“Thanks,” I say gruffly. “Clutch out in the garage?”
She nods. “Yeah. There’s something wrong with my car. It’s making a weird noise. So I’m in the truck.”
I sigh. “You sure you can drive that thing?”
Gwen chuckles. “Clutch has forgiven me for hitting the garage wall. I can’t quite see over the hood properly. And now we have an agreement that I’ll always leave it on the driveway, and he’ll pull it in when he gets home.”
“How utterly domestic.”
“You really don’t want to know what I had to do to earn his forgiveness.”
I mock vomit. “Knowing my VP’s sexual proclivities, I really don’t.”
“You doing okay?” she asks.
I shrug. “Same old, same old.”
She nods as if she hears all the words I’m not saying. “A little birdie told me there is a bit of a rift in the club right now.”
I tap the bar for the prospect to top off my whiskey. “Yeah, well. That little birdie better learn to keep his mouth shut.”
Her shoulder nudges mine. “He’s just worried about you.”
“And I’m worried about him telling his old lady shit about the club.”
I see the twinge of hurt in Gwen’s eyes. “I know I’ve been away from the club a long time, but not by choice. You know this. And I hope I’m more to the club than just an appendage Clutch fucks. One day, hopefully, I’ll be Landon’s wife, Mrs. Bailey. I’m your sister. My father was president of this club, and my grandfather founded it. We have the same lineage, only you were born with a dick and can exist in here.” She gestures around the clubhouse. “And I wasn’t, so I get to be on the outside looking in. Don’t ever refer to me as just an old lady, Uther.”
We sit in silence. Her, because she’s said her piece. Me, because I don’t even know how to respond to that.
I hear what she’s saying, and to be honest, she reminds me a little of Rae. Or Rae reminds me of her. They’re both forthright with their opinions.
“I’ll say this and then never speak of it again,” Gwen says. “You trusted these men with your life. They’ve never let you down. Something about this decision hurt you, because you saw the outcome so clearly, you could taste it. But the majority of this club didn’t. Make your peace with it before your desire to be right comes ahead of the club’s best interests.” She stands and kisses my cheek. “Enjoy your lunch.”
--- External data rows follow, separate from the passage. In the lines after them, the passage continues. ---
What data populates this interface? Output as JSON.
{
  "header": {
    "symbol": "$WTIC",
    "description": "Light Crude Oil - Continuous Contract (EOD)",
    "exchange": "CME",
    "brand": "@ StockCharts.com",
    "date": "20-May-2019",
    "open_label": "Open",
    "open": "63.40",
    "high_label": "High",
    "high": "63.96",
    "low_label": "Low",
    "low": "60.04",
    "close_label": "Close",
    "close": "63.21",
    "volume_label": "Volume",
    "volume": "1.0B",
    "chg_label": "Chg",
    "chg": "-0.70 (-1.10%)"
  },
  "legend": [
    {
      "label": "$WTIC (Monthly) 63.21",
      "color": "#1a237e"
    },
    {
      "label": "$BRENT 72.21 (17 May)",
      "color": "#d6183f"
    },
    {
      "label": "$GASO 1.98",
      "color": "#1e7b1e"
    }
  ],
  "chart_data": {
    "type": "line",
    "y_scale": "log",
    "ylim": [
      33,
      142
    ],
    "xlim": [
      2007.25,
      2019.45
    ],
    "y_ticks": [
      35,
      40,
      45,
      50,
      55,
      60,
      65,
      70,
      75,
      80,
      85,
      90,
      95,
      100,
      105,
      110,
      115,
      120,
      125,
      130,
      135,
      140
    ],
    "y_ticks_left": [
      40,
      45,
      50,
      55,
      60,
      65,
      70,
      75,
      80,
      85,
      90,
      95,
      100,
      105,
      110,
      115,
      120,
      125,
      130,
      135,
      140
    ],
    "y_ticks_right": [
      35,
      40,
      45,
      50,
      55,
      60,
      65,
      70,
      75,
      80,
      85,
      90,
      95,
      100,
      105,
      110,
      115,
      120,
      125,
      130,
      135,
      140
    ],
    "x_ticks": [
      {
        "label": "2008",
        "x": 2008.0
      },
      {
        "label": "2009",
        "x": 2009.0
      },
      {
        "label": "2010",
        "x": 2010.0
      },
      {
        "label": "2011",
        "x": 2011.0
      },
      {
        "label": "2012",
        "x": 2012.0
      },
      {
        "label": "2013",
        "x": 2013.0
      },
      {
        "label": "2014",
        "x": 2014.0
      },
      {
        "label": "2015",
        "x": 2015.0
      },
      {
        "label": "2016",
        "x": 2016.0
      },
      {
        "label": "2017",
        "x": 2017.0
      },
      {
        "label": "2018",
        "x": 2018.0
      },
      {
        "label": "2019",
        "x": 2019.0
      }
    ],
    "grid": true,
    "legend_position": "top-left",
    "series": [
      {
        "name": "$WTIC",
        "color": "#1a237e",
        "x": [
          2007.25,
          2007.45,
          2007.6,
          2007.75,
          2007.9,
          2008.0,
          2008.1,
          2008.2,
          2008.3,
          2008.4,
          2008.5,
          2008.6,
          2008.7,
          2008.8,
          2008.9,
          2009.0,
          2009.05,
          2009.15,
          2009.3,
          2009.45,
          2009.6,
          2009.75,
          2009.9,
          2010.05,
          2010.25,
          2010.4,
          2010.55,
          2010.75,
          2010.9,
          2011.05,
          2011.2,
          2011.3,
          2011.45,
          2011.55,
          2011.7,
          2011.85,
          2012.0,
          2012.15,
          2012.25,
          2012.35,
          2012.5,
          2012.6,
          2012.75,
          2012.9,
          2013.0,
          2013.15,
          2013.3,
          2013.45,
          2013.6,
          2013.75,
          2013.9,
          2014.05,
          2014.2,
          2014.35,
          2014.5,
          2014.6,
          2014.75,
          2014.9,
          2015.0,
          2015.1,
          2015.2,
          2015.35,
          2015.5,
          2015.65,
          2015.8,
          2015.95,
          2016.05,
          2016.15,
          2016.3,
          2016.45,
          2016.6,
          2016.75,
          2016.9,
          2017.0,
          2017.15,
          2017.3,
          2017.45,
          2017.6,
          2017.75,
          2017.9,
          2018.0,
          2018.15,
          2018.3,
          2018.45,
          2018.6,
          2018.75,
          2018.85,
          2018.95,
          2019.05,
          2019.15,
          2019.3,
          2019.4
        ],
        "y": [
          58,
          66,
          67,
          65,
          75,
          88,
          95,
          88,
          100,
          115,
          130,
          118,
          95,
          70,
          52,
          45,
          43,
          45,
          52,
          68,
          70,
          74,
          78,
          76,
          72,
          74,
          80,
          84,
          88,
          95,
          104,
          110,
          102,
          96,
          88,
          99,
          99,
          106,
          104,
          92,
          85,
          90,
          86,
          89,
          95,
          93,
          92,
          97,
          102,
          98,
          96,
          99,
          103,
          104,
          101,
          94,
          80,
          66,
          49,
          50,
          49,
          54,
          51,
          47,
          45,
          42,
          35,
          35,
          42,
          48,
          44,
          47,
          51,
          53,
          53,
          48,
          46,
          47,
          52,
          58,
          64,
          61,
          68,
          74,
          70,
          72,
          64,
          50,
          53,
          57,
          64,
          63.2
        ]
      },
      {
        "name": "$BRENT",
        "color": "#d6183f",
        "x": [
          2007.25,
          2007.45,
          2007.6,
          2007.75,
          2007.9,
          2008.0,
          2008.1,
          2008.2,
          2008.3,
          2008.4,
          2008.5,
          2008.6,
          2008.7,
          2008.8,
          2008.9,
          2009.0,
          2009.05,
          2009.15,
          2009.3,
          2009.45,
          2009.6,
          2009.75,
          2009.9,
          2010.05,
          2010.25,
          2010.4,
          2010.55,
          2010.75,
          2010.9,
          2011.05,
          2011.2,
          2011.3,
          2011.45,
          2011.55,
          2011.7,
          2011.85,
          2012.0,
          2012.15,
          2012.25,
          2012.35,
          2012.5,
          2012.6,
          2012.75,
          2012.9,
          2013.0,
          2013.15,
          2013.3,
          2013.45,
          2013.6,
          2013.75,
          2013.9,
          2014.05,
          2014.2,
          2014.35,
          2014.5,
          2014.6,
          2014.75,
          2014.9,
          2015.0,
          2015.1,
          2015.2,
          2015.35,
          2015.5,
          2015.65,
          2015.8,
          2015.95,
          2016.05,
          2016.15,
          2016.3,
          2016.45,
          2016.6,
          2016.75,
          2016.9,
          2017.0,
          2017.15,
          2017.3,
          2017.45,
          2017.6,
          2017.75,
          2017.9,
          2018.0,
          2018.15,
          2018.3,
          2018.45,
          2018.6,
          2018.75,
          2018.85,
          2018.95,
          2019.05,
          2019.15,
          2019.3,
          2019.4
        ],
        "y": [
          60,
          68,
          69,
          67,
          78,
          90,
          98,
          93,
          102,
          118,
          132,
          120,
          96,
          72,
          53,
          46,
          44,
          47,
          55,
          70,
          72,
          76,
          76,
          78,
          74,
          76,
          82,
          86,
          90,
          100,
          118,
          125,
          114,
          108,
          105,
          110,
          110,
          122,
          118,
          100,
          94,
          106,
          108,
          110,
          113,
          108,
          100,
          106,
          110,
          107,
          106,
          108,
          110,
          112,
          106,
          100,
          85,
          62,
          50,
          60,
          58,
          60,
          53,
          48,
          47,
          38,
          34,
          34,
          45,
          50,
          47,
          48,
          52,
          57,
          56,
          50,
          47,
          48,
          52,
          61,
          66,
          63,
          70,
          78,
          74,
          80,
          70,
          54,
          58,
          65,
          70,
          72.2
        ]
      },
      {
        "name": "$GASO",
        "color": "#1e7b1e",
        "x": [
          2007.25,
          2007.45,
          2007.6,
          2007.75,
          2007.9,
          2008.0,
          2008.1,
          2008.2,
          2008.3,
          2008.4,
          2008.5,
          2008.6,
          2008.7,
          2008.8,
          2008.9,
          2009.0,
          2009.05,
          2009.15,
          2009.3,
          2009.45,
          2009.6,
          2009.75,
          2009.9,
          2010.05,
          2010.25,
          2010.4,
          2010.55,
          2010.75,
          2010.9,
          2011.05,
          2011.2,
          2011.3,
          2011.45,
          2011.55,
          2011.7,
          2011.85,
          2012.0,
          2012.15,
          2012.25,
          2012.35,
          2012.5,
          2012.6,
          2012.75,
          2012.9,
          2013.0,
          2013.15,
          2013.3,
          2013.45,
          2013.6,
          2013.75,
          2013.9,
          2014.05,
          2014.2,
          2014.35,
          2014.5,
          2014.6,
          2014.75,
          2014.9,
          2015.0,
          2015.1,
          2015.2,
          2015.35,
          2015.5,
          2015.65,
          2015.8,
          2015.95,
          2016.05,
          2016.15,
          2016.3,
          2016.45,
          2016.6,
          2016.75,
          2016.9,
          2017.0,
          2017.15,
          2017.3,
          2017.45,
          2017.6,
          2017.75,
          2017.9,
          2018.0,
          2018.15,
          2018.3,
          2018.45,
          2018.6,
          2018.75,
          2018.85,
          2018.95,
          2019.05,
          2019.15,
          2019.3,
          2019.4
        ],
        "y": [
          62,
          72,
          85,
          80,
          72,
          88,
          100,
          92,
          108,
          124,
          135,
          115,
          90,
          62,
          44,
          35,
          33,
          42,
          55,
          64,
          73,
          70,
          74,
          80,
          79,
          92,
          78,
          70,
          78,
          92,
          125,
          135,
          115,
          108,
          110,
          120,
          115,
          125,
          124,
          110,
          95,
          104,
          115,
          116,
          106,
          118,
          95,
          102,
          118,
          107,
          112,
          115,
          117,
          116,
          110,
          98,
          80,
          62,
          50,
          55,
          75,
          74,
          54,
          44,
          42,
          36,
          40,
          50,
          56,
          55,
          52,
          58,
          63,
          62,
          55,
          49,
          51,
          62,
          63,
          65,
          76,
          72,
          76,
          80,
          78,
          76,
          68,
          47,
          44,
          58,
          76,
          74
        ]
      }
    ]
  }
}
And with that, she’s gone, and the world seems a little darker.
I’m hungry, having left half my breakfast on the table when Rae started with all that Shakespeare shit. I open the brown bag, and inside are all the things I used to love as a kid. She’s made me peanut butter and jelly sandwiches and drawn another smiley face on the banana. There are two triangles of Laughing Cow cheese, which I haven’t eaten in years but remember I used to spread on everything. And she’s broken a KitKat across the two bars rather than splitting them like any regular person would—she remembered it used to irritate the shit out of me when I’d open one and find them broken in any other way than straight down the middle. On the front of the KitKat wrapper, in black ink, is the wordha!
Halo and Vex step into the room and join me at the bar. “Got a minute, Prez?” Vex says.
“Sure thing.” I wrap the brown bag up.
“Cute lunch bag,” Halo says. “Gwen stop by?”
I nod. I think of Gwen’s words about how I should make my peace about their choices of whether to kill Saint or not. Both Halo and Vex had voted no. “What did you need?”
“The Righteous Brotherhood,” Vex says. “How much effort do you want me to put into hunting them down? Spark is on my back daily for details. Given they tried to take Iris, he’s on a mission to eradicate them. But that’s time and money for the club. I mean, I think it’s worth it to shut these guys down.”
I recall the day when we raided that warehouse and faced off against them. The day when Saint revealed who he really was. “I’ll talk to Spark. Let’s ease up. They’re off our turf. Our town isn’t at risk anymore.”
Halo shakes his head. “You gotta think through the full story. If there’s one thing I’ve learned, it’s that these fuckers will want revenge.”
Revenge. There’s that fucking word again. I’ve already heard it one time too many today.
“Who was that chick with the snake hair in mythology ... if you cut off her head, she grows two more?” Halo asks.
Vex rolls his eyes. “You’re confusing two stories. Medusa is the snake-head chick. The Hydra is the one that grows back two heads for every one chopped off.”
“You got a point?” I ask Halo. I’m over weird historical analogies. My day seems to be full of them.